Plus cool mais pas moins efficace,
Killing Time et son intro digne d'AC/DC renoue rapidement avec les racines Glam du groupe.
Dévoré d'une part par la concurrence des Guns,
Skid Row et autres Wasp, de l'autre par Seattle promue capitale mondiale du Grunge,
War Babies sera laché par Columbia. Le groupe connaîtra pourtant un éphémère succès en partageant de grosses affiches avec
Alice In Chains et
Soundgarden. Avec le recul, on peut regretter que l'album ne soît pas sorti deux ans plus tôt et déplorer l'anonymat total dans lequel ce groupe est tombé.
Punaise j'avais complètement oublié la participation de Paul Stanley à cet album ! Re-merci pour la Kro, François. Depuis 7 ans, ce skeud ne m'a pas lâché, je le trouve toujours aussi excellent. Super découverte.
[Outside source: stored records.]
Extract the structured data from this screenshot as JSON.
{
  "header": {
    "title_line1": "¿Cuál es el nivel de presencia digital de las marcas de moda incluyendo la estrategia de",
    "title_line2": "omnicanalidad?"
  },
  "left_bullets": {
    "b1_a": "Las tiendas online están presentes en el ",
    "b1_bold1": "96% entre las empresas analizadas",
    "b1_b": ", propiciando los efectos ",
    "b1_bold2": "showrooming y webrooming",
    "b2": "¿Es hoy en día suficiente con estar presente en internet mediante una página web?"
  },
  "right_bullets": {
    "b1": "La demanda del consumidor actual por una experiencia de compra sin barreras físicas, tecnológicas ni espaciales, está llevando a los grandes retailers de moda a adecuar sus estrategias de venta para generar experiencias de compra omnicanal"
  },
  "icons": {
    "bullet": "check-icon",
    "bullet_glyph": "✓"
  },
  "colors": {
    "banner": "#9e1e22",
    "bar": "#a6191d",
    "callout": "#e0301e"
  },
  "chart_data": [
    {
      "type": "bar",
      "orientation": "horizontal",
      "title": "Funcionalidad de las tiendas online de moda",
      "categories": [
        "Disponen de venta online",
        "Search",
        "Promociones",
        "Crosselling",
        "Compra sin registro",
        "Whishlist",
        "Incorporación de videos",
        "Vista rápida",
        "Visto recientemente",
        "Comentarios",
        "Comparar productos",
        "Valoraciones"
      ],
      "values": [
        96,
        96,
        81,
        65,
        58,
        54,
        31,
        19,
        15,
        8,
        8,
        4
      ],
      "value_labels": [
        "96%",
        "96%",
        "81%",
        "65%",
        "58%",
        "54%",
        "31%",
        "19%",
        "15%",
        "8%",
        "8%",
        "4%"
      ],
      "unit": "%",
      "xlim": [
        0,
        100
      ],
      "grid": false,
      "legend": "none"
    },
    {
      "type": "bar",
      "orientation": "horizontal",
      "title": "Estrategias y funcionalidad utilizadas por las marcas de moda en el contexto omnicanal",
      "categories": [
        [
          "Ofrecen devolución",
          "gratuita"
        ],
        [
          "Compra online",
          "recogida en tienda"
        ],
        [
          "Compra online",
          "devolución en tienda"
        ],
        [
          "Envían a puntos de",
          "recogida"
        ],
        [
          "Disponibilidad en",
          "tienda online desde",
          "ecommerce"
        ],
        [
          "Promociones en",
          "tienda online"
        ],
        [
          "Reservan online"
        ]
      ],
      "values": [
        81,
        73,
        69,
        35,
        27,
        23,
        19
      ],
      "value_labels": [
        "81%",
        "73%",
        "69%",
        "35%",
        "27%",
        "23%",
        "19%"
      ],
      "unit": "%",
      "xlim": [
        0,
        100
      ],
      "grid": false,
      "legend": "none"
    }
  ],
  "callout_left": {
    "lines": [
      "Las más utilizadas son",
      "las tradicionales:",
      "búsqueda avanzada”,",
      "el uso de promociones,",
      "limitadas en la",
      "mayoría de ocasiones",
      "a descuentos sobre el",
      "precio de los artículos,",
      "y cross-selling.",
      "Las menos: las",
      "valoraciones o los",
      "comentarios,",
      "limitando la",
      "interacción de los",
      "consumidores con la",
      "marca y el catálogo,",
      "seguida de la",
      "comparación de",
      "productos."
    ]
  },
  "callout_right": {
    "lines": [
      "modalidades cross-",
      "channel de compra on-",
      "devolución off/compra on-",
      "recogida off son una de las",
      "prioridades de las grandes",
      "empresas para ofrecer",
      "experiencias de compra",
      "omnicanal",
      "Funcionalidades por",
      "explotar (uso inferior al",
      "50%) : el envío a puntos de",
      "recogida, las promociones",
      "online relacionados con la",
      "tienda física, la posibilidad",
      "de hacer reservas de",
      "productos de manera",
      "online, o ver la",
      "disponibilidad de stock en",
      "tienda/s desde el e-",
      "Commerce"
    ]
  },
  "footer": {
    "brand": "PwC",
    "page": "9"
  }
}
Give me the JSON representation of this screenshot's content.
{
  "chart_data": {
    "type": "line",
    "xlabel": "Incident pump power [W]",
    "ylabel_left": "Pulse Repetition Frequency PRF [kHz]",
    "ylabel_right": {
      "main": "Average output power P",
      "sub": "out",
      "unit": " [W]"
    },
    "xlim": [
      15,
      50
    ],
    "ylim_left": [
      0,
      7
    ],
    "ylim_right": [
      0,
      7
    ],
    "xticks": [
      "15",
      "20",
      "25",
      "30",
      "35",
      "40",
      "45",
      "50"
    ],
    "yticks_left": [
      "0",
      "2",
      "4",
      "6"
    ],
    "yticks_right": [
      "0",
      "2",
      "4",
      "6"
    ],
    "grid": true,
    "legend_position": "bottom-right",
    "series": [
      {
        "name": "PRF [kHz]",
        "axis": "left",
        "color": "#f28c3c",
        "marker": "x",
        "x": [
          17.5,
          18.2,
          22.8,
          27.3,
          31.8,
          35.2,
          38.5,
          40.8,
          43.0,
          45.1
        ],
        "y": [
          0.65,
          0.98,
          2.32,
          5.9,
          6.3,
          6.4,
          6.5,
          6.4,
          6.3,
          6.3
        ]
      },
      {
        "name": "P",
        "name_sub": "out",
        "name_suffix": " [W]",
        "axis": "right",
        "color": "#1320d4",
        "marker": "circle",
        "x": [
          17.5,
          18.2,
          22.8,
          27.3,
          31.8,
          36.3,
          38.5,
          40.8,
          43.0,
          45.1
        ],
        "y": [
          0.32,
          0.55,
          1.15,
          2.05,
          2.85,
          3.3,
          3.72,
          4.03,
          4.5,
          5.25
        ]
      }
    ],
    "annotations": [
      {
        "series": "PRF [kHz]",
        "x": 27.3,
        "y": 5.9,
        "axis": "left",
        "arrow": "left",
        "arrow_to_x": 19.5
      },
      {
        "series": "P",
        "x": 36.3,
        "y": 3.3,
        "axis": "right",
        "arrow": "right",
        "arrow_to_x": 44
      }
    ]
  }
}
Je ne connaissais pas non plus TKO en 2011, et j'ai depuis acheté "Let It Roll" qui est super bon, mais il s'est passé un certain temps avant que je fasse le lien avec War Babies !!! Brad Sinsel est un un sacré chanteur et je me prendrai les deux autres TKO au fil du temps, c'est certain. Par contre je ne suis pas sûr que Tommy "Gun" MacMullin ait fait partie de TKO, je n'ai pas retrouvé sa trace à part sur le WB. Encore des gars talentueux disparus corps et biens du monde de la Musique, lourdes pertes...
Hi Jocelyn! Quel plaisir de chroniquer quand tu refiles le virus d'un album... Faut donc que je vérifie pour l'éventuel passage (?) de MacMullin au sein de TKO mais une brève recherche n'a pas donné d'effets. Je crois que je vais corriger ça avant peu, alors merci. Les autres TKO sont très corrects aussi, on parle quand même d'un casting qui a vu défiler Jeff Ament ou encore un certain Adam Bomb, tiens tiens ;-) Dans l'intervalle Sinsel et Stuverud ont aussi pondu un sympatoche EP: Live It While You Can de Suicide Squad produit par le fameux Jack Endino. War Babies, un oubli énorme à la mesure du talent et de l'énergie investis dans ce projet tout simplement bouffé par une époque bénie.